Tuesday: Julia Louis-Dreyfus outshines a giant talking parrot in this surprisingly sharp-edged fairy tale

Julia Louis-Dreyfus goes toe to toe with death, who arrives in the form of an orange macaw, in Daina Oniunas-Pusić’s ambitious film about a mother struggling to let go of her terminally-ill daughter.

Julia Louis-Dreyfus as Zora in Tuesday (2024)

In her first feature, an ambitious, eccentric, darkly comic tale about a mother’s struggle with surrendering her terminally ill daughter, writer-director Daina Oniunas-Pusić brings Death to vivid life as a size-shifting orange macaw (rumblingly voiced by Arinzé Kene) who ends human lives with a wearily efficient wave of his wing. Accustomed to being greeted by the dying with babbling fear, he’s stopped in his tracks by a shaggy-dog story proffered by cancer-stricken London teenager Tuesday (Lola Petticrew), and reluctantly grants her a small delay.
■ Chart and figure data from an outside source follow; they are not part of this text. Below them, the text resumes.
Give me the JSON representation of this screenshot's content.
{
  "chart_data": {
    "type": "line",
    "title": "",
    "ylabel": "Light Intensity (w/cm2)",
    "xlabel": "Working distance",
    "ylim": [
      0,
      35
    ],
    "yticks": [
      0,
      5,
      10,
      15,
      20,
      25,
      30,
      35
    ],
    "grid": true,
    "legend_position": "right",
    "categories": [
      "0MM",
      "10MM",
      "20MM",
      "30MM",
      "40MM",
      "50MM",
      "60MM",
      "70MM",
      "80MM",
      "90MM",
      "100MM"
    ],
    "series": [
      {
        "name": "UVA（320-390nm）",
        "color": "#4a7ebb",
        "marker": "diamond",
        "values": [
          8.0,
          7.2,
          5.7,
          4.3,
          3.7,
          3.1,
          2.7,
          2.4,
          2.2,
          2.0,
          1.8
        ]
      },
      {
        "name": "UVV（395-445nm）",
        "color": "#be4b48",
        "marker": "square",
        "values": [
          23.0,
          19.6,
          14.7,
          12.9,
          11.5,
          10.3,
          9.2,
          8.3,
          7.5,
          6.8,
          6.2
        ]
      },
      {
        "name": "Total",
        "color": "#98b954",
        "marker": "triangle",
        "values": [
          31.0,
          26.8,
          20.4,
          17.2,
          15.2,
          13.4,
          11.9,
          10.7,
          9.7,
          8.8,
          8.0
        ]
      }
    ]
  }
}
Nimbly reworking the death-tinged themes of her 2015 festival hit short The Beast, Pusić plunges the pair into an afternoon’s gentle friendship. She brings a big-swing confidence to their unlikely weed-and-rap-fuelled confessions, working splashes of magic realism into their wary exchanges, like the inky swirl Death’s feathers create when taking his first basin bath in decades. Two big swings in fact, since as well as incarnating Death as a misery-haunted macaw, she’s cast Seinfeld and Veep star Julia Louis-Dreyfus as Zora, Tuesday’s prickly, combative mother, who’s in heavy denial about Tuesday’s imminent demise.

The gambit pays off, with Louis-Dreyfus’s surprisingly sharp-edged Zora making the movie drop its cosy mood of whimsy, à la Me, Earl and the Dying Girl (2015), as she erupts into Tuesday’s supposedly final moments. Fighting like a lioness, Zora is as determined to defeat the alternately tiny or towering Death as Tuesday was to befriend him. Her wild tactics (to outline them would spoil their shock value) buy the mother-and-daughter a precious, playful interlude, a togetherness that Pusić skilfully tilts till we see who’s the real grown-up here. For like A Monster Calls (2016), the film is an adult fairytale, a parrot parable which turns the emotional turmoil around death into a fantasy-edged quest, as its second half becomes a race to repair the human chaos that Death’s sudden absence has unleashed.

Despite a determinedly suburban setting, imaginative CGI delivers grisly glimpses of London as a fire-and fly-swarm-dotted wasteland, highlighting death’s role in life. But the film has more impact when it’s a lively, domestic three-hander, high emotion bouncing between volatile Zora, peace-making Tuesday and Kene’s stoic, soulful Death, whose hair-raising voice combines with fine VFX creaturework to make the macaw a powerful presence rather than Paddington-cute. But it’s Louis-Dreyfus, astonishingly fierce and tender as a woman who simply can’t and won’t imagine life without her child, who gives the film the spiky energy that holds its poignant premise together.

 ► Tuesday is in UK cinemas from 9 August.